Hence Pelagianism. Pelagius (390ish–418) was a Rome-educated British monk. He was hardly the first guy to float the idea, but it nonetheless gets named for him: A Pelagian believes humans aren’t inherently sinful. We’re good. So be good!

Bear in mind Pelagius was dealing with a lot of slacker Christians. Fellow Christians and fellow monks would blame our sins on our sinful nature. (Still do.) They’d insist we can’t be good; we’re just too corrupt. We can’t help but sin. And if this is the case… why try? Why make the effort to do better, to be better, to be like Jesus, when our very nature rebels against the idea? Best to just give up, stay the same ol’ sinner, and depend on cheap grace.

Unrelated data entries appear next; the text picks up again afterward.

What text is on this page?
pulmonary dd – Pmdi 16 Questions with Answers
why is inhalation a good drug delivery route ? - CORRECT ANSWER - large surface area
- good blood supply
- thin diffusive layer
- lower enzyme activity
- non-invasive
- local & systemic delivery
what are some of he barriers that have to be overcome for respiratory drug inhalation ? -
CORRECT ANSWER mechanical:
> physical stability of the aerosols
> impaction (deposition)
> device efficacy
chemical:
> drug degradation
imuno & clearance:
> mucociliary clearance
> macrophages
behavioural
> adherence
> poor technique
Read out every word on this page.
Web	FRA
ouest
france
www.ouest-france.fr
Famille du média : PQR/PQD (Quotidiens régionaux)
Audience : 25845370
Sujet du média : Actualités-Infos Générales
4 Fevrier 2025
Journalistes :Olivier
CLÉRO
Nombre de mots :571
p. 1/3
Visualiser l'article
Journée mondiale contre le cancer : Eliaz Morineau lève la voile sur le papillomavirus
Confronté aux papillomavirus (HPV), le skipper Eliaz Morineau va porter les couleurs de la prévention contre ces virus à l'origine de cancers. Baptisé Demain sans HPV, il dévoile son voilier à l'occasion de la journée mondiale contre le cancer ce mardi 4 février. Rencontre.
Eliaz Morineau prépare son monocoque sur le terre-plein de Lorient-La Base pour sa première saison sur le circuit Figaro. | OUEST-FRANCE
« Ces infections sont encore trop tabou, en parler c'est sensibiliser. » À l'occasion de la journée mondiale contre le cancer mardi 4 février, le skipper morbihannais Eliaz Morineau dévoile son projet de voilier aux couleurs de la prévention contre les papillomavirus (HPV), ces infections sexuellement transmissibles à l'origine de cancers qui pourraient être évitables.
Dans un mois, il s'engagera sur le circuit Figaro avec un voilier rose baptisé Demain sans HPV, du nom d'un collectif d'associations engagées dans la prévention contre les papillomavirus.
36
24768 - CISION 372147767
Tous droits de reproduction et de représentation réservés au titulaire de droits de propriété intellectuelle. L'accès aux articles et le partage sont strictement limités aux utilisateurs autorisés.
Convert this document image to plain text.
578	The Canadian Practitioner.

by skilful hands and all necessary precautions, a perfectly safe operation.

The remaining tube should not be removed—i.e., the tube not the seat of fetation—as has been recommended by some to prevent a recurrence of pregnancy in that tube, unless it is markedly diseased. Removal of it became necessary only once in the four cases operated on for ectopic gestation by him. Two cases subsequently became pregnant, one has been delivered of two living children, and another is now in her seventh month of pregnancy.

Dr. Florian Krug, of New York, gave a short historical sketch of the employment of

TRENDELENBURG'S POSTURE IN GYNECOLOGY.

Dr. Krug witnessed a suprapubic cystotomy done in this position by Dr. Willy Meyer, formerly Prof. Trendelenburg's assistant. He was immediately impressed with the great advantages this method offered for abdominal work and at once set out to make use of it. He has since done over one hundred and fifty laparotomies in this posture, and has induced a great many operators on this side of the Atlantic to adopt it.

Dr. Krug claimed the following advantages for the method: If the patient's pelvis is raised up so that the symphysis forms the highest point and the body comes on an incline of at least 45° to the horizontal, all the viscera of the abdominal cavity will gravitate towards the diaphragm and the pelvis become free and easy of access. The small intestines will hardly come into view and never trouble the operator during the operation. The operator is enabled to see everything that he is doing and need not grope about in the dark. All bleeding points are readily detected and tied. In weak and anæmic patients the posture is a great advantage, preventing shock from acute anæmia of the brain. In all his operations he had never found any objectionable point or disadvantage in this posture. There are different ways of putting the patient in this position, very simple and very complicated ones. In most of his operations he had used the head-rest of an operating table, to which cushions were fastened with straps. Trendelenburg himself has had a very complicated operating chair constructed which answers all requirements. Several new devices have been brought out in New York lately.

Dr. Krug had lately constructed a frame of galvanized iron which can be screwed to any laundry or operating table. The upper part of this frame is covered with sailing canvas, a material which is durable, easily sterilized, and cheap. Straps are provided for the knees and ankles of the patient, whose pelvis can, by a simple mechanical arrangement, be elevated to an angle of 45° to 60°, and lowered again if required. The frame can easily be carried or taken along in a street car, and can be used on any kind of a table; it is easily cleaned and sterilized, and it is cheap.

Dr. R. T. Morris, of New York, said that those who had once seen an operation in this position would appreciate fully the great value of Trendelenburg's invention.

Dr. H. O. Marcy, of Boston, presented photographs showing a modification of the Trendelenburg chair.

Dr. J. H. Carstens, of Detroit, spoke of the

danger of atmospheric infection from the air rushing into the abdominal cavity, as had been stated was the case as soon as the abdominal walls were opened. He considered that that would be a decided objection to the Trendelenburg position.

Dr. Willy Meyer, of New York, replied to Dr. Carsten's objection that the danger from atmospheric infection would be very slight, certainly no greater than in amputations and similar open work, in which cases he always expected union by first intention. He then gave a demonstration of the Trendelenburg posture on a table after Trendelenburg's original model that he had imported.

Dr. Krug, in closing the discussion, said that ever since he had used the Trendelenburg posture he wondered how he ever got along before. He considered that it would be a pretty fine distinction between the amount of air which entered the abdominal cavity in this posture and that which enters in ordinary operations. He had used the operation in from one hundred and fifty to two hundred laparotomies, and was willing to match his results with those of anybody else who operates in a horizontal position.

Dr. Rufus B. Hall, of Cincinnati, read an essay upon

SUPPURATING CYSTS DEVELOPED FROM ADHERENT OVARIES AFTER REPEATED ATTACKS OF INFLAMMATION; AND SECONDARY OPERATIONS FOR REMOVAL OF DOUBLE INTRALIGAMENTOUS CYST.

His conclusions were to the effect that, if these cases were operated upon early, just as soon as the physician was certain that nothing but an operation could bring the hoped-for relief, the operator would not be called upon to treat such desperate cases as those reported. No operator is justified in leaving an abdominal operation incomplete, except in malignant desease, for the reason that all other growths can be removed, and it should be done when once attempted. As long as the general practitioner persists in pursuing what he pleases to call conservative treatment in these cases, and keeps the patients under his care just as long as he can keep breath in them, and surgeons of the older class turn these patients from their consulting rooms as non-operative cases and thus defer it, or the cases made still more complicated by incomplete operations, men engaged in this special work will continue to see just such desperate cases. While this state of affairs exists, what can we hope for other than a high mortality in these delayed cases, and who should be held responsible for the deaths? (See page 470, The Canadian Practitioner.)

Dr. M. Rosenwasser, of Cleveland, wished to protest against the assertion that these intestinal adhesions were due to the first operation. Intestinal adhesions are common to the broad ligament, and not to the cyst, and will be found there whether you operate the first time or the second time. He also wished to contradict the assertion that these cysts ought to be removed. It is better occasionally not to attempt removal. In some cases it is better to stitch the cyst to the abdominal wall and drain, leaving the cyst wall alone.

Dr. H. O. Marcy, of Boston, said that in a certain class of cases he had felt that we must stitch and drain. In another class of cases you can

Pelagius hated this idea. I hate this idea. Any reasonable Christian should. It’s not biblical!

Romans 6.1-2 KWL
1 So what are we saying?—“Continue to sin, for there’s plenty of grace”?
2 Never gonna happen. We died to sin. How could we live in it?

But Pelagius’s correction went too far: He rejected the ideas of human depravity, and of Adam and Eve’s original sin affecting humanity. He insisted anyone can stop sinning if we just make the effort. That’s what he taught his monks, and that’s what his monks taught Christendom. Particularly Celestius of Rome, Pelagius’s disciple.